Hi Evie, I (29) have been in a relationship with my boyfriend (33) for 2 years. We have had our ups and downs over the years but because I have always thought he has a good heart I have stuck with him. I can’t say our differences are simple, he can be a very difficult person at times and there have been times when I have considered leaving. But when we are good, we are very good. That’s why I was surprised when my girlfriends sat me down for an “intervention” a few weeks ago. They told me they were worried about my well-being and that I had become a carbon copy of the person I used to be. They believe the main reason is my boyfriend and one of them said he fits all the criteria for being a narcissist. I was completely shocked but also understood where they were coming from – my boyfriend can be very controlling (he has checked my phone and read my social media messages in the past) and often plays the victim when I complain to him about it. He watches other girls and then accuses me of cheating even though I have never done so. We’ve had many difficult conversations about his behavior and he always blames it on his difficult childhood. I feel bad that he grew up feeling rejected by his parents and that’s why he struggles to trust me. Are my friends right? And if they are, does that mean I should end the relationship with him or can we work through it? – Anonymous.
Dear Anonymous,
First of all, thank you for writing! It can be incredibly difficult to determine if someone is a true narcissist because many of us can share narcissistic tendencies to varying degrees.
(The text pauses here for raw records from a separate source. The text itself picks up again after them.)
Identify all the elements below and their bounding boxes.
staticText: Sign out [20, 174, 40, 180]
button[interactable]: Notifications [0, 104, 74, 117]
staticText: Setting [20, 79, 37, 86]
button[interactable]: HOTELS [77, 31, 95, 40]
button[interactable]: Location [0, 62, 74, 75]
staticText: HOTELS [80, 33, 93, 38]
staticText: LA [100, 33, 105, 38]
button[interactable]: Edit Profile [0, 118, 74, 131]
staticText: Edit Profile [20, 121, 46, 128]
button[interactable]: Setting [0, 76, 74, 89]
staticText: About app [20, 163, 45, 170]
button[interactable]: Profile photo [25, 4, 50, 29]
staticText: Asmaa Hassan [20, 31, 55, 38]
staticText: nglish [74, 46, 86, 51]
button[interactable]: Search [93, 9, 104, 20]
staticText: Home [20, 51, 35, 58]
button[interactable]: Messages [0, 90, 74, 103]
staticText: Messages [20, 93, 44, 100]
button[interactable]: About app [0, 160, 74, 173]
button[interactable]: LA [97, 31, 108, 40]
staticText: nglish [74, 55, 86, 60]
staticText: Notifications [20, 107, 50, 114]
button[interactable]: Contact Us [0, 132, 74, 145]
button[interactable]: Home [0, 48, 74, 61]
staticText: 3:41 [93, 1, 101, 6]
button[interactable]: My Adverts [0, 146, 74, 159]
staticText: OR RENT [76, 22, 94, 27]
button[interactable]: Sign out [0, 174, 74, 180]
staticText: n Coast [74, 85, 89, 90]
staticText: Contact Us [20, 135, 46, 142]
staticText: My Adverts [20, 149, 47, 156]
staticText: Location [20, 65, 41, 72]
But in this case, your friends have given you an invaluable gift by offering you a perspective that is hard to see when you’re in the thick of it. Their concern comes from love and from seeing changes in you that you may not fully recognize.
Now, let’s get to the main issue here: your boyfriend’s behavior. From what you’ve described, his actions are not only controlling but can be emotionally abusive. Checking your phone, reading your social media messages, accusing you of cheating, and playing the victim are classic signs of a manipulative and controlling partner. His difficult childhood may explain his behavior, but it doesn’t justify it.
We all carry burdens, but it’s our responsibility to deal with them in a way that doesn’t harm others.
You need to focus on the facts: He invades your privacy, controls your actions, and blames you. These are red flags that can’t be ignored. His difficult childhood doesn’t justify making your life miserable. It’s important to separate empathy for his past from the reality of your present.
Your friends have mentioned narcissistic traits, and while I’m not here to diagnose them, it’s important to recognize the patterns. Narcissists often display an inflated sense of self-importance, lack empathy, and need constant admiration. They may be manipulative, expect special treatment, and react negatively to criticism. If these traits are echoed in your friend’s behavior, that’s a serious problem.
Now, address whether you should break up or work on it:
Self-assessment: Think about how his behavior has changed you. Do you feel more anxious, less confident, or like you’re constantly walking on eggshells? Your well-being is paramount.
Set boundaries: Have an honest conversation with him. Explain how his actions affect you. Set clear boundaries. If he wants to change, he will respect them and ask for help. But remember, real change takes time and consistent effort.
Seek professional help: Couples therapy can be helpful if both partners are committed to change. However, his willingness to participate in therapy and work through his issues is crucial. If he refuses, it’s a sign that he’s not ready to change.
Prepare for the worst: If he continues his controlling behavior or doesn’t respect your boundaries, you need to prioritize your safety and happiness. Leaving a toxic relationship can be hard, but staying in one is even harder in the long run.
Ultimately, the choice is yours. But remember, a healthy relationship is built on mutual respect, trust, and individual growth. If your relationship is constantly draining your energy and stifling your growth, it’s time to reconsider its value in your life.